When he affixed the seal of the state to the Edict of Revocation, the Chancellor Letellier pronounced, with accents of joy and triumph, the Nunc dimittis of Simeon. He, and Louis XIV. with him, believed that the Edict would be a final stroke [of policy]. It was then, on the contrary, that the whole strife again began.

So long as the Reformed had had anything to lose, were it only a shadow of their ancient liberty, were it only the empty name of the Edict of Henry IV., the majority had confined themselves to the limit of petitions and complaints. They always trusted that the sacredness of the law, justice, and humanity, would reappear in the heart of the monarch, and they carried their resignation to such an extent, as to originate the proverbial saying: “a Huguenot’s patience.” But everything—absolutely everything, was lost; they consulted no longer aught than what they owed to their conscience and their outraged faith; and by the persevering resolution to brave the most barbarous edicts at the cost of exile, the galleys, and death, they ended by wearying the very ferocity of their executioners.

A solemn lesson springs out of the epoch on which we are about to enter. It is easier to make martyrs than apostates; and the violence of the sword, unless there be total extermination (an impossibility in the reign of Louis XIV.), is broken by the power of thought.

The act of Revocation was rigorously executed against the pastors. The letter of the edict, which accorded fifteen days’ delay for departure, was overstepped. Claude received an order to quit [the country] within twenty-four hours, and “the man of sedition,” as Madame de Maintenon called him, was accompanied by one of the king’s servants, who never lost sight of him for an instant. The other pastors of Paris obtained two days for their preparations. Those of the provinces had a little more time extended to them, but by a complete denial of human and social rights, their children, under the age of seven years, were taken away from them. Some were even forced to abandon infants, which their mothers were nursing, and started on the road of banishment with wives, whose grievous woe scarcely left them strength to accept their support.

It had been calculated that many of the pastors would abjure; there were, however, but very few recantations; for even those ministers, who had yielded in the first movement of stupor and fear, almost all returned to their ancient faith. Old men of eighty and ninety years of age were seen bent on devoting the few remaining days of their life to distant journeys, and more than one died before he could reach an asylum where he might rest his wayworn feet and aching head.

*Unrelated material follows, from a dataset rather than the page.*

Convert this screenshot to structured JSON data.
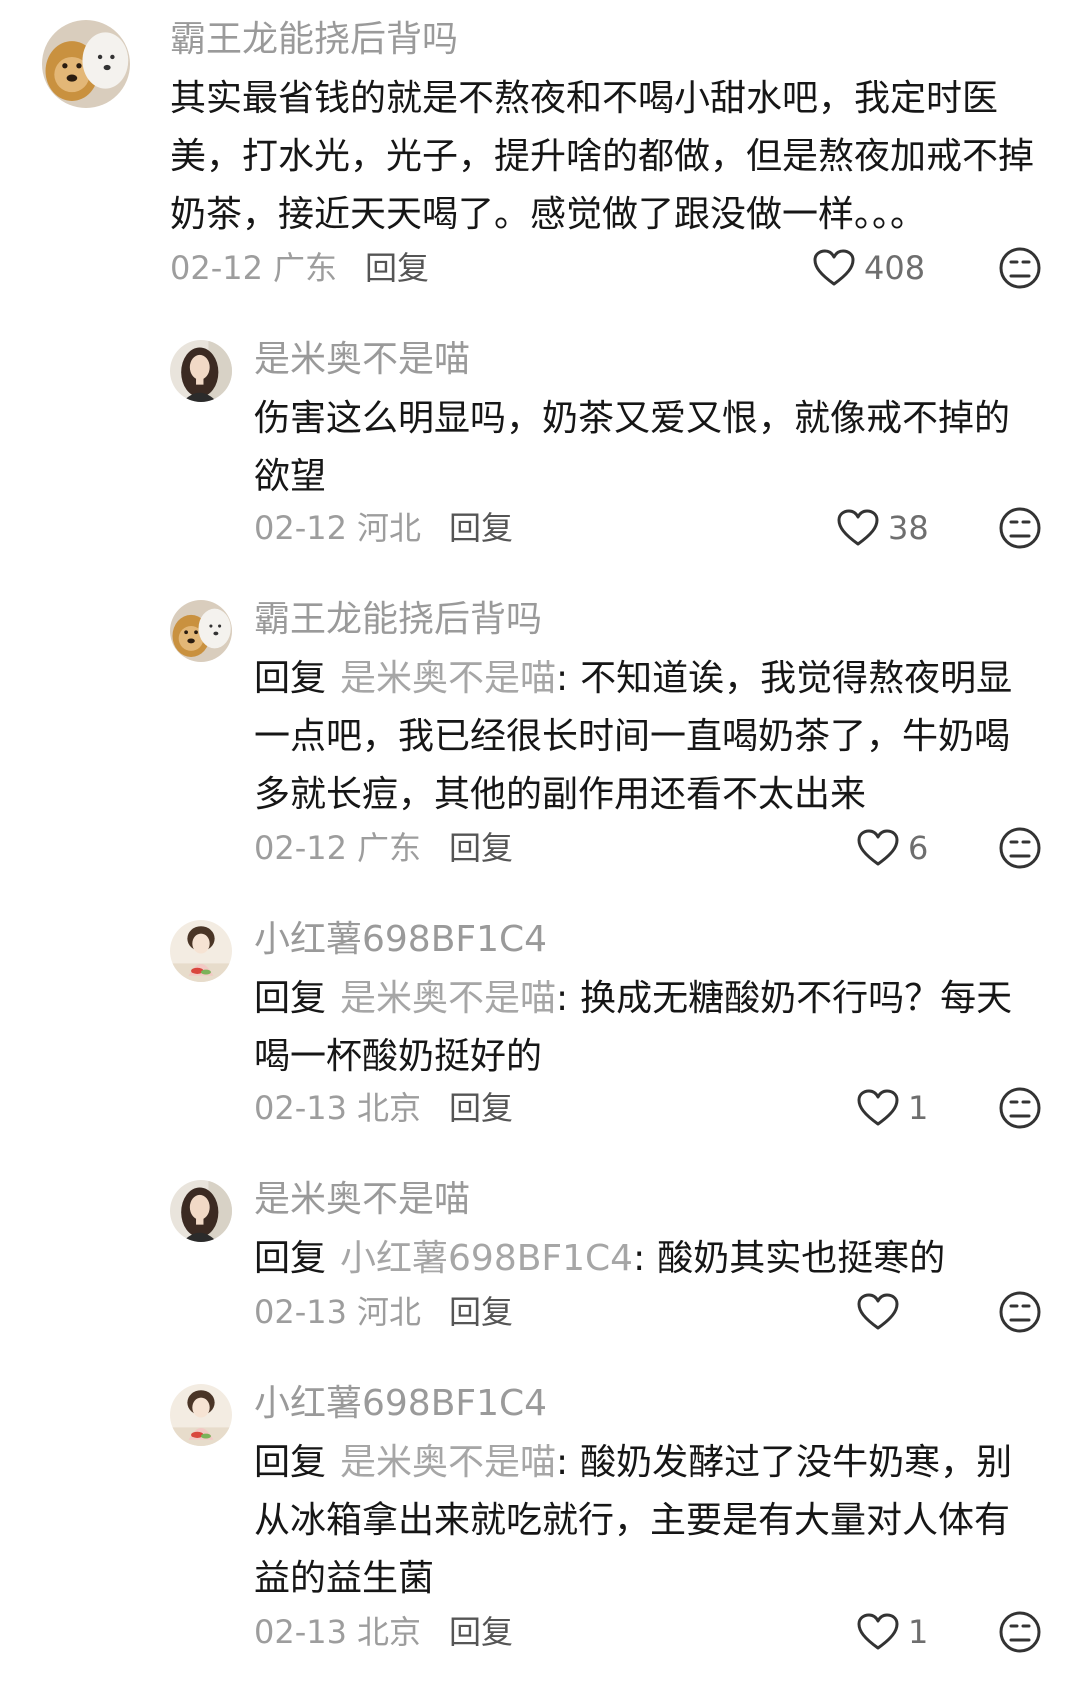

The arrival of these pastors produced an inexpressible sensation in the foreign countries to which they went. On all sides people hastened, with indignant and pitying hearts, and tearful eyes, to salute these venerable confessors of the Gospel, who, leaning on their traveller’s staff, came ahungered and in rags, weeping for their children and their flocks, left in the hands of the persecutors, to sit beside the hearth of hospitality. A loud and fearful cry rose throughout all Protestant Christendom against Louis XIV., and even the (Roman) Catholics of those lands felt the flush of burning shame mantle upon their foreheads as they thought of their dishonoured church.

The faithful followed their leaders in crowds. It was in vain that laws, increasing in cruelty, condemned the men who tried to flee from their native soil, to perpetual imprisonment at the galleys, the women to seclusion for life, and both to forfeiture of goods; it was in vain they sentenced those to the same penalties, and shortly afterwards to death, who gave them assistance; it was in vain that a part of the victims’ spoils were promised to the informer. Emigration spread from province to province, and foiled the despotism of Louis.

We cannot in our times form any conception of such cruel laws; for, in short, if the king would endure but one religion in France, he ought at least to have sanctioned the departure from the realm, of those who were not, or refused to be, of it. This is so elementary a principle of natural justice, that even the Spanish Inquisition and the League had always permitted a choice between banishment and abjuration. Louis XIV. by an unheard-of abuse of power, would not permit it. He regarded his compromised glory alone, and did not see that no one compromised it so much as he did himself.

The language of these ordinances is as inconceivable as their grounds. Words assumed a monstrous meaning. Thus, we read that flight to foreign parts became “criminal disobedience,” as if it were a crime to abandon everything rather than deny one’s faith! Again, we read that the fugitives were guilty of ingratitude for not having profited by the permission to return to France, as if there had not been imposed as the absolute condition of their return, the necessity of rebelling against the God of their conscience. To such a depth did Louis descend under the twofold prompting of his pride and Father La Chaise!

Guards were placed at the entrance of the towns, at river-ferries, in the ports, on the bridges, the highways, at every avenue leading to the frontiers, and thousands of peasants joined the troops posted from distance to distance, that they might earn the reward promised to those who stopped the fugitives. Everything failed. The emigrants purchased passports, which were sold to them by the very secretaries of the governors, or by the clerks of the ministers of state. They bought over the sentinels with money, giving as much as six thousand and even eight thousand livres as the price of escape. Some, more daring, fought their way across the frontiers, sword in hand.